Anak di Bawah Umur Diamankan Polisi Lantaran Mencuri

  • Bagikan
Pelaku pencurian TF (15) dihadirkan dalam konferensi pers Polres Baubau, Sabtu (30/3/2019). (Foto: Aisyah Welina/SULTRAKINI.COM)
Pelaku pencurian TF (15) dihadirkan dalam konferensi pers Polres Baubau, Sabtu (30/3/2019). (Foto: Aisyah Welina/SULTRAKINI.COM)

SULTRAKINI.COM: BAUBAU – Polres Baubau kembali menemukan barang bukti tindak pidana pencurian barang elektronik oleh pelaku yang masih di bawah umur. Tidak hanya itu, polisi mengendus dua rekan korban yang kini masuk daftar pencarian orang (DPO).

Konferensi pers Polres Baubau, Sabtu (30/3/2019), barang bukti baru diamankan pihaknya, berupa satu unit leptop dan satu unit televisi.

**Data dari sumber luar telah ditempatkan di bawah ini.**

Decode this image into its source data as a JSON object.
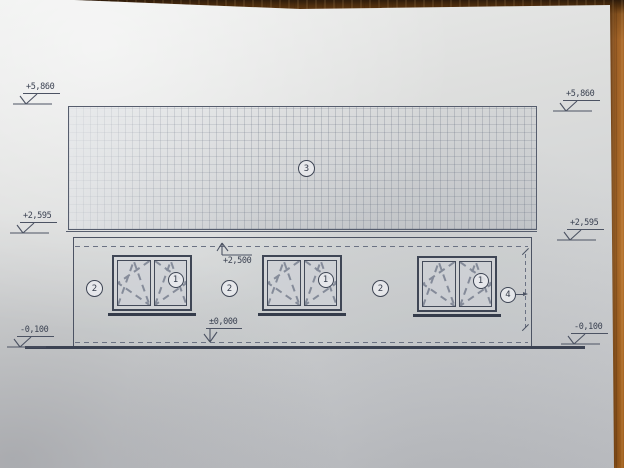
{
  "drawing": {
    "levels": {
      "ridge_left": "+5,860",
      "ridge_right": "+5,860",
      "eaves_left": "+2,595",
      "eaves_right": "+2,595",
      "ground_left": "-0,100",
      "ground_right": "-0,100",
      "ceiling": "+2,500",
      "floor": "±0,000"
    },
    "callouts": {
      "roof": "3",
      "sash": "1",
      "wall": "2",
      "pipe": "4"
    },
    "colors": {
      "line": "#4c5363",
      "paper": "#d8dadb",
      "wood": "#a9682a"
    }
  }
}
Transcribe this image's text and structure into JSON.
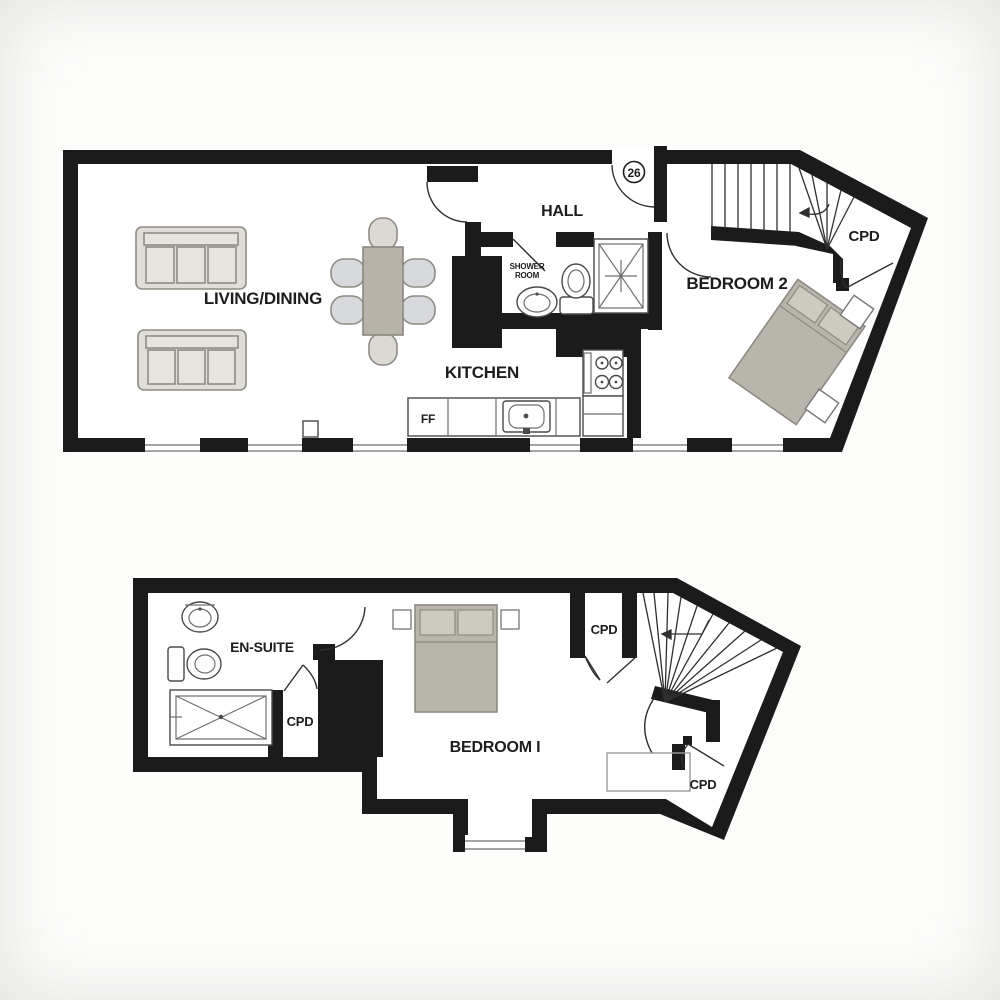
{
  "plan": {
    "type": "two-storey apartment floor plan",
    "colors": {
      "wall": "#1b1b1b",
      "floor": "#ffffff",
      "furniture_gray": "#b7b3ab",
      "pillow_gray": "#cdcac2",
      "sofa_gray": "#e0ded8",
      "chair_gray": "#d7d9dc",
      "line_gray": "#6e6e6e"
    }
  },
  "upper_floor": {
    "living_dining_label": "LIVING/DINING",
    "kitchen_label": "KITCHEN",
    "hall_label": "HALL",
    "shower_room_label_line1": "SHOWER",
    "shower_room_label_line2": "ROOM",
    "bedroom2_label": "BEDROOM 2",
    "cupboard_label": "CPD",
    "fridge_freezer_label": "FF",
    "unit_number": "26"
  },
  "lower_floor": {
    "ensuite_label": "EN-SUITE",
    "bedroom1_label": "BEDROOM I",
    "cupboard_left_label": "CPD",
    "cupboard_top_label": "CPD",
    "cupboard_bottom_label": "CPD"
  }
}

Kanit Reskrim Polsek Wolio, AIPDA Kaharuddin, menerangkan pelaku merupakan anak di bawah umur, yakni TF (15 tahun) dan dua rekannya yang masuk DPO. Penangkapan terjadi ketika hendak melancarkan aksinya di Lorong Aliya, Kelurahan Lamangga, Kecamatan Murhum pada 9 Maret lalu sekitar pukul 12.35 Wita. Proses penangkapan juga melibatkan personel gabungan Polsek Wolio, Polsek Murhum, dan Satrsekrim Polres Baubau.

“Ini merupakan barang bukti yang baru kami temukan lagi, yang lain masih dalam pencarian. Saat ini dua orang rekanya sudah masuk DPO inisial A dan H, juga merupakan teman main seumuran dengan pelaku,” terang Kaharuddin, Sabtu (30/3/2019).

Diterangkan Kepala Sub Bagian Humas Polres Baubau, IPTU Suleman, pelaku melakukan aksi ini beberapa kali di sejumlah kecamatan di Kota Baubau. “Setelah dilakukan pengembangan, ternyata pelaku bersama temannya beberapa kali melakukan aksi pencurian di beberapa tempat dan ditemukan barang bukti dari hasil aksinya tersebut,” jelas Suleman.

Baca:   Antisipasi Kerumunan Pasca Lebaran Polres Baubau Siaga di Lokasi Wisata

Sebelumnya, polisi mengamankan barang bukti dari hasil aksi pelaku, yaitu empat unit televisi, dua unit ponsel, dan tiga unit leptop pada 18 Maret lalu.

Atas perbuatannya, pelaku disangkakan Pasal 363 ayat (1) ke 4e KUH Pidana dengan ancaman 7 tahun penjara.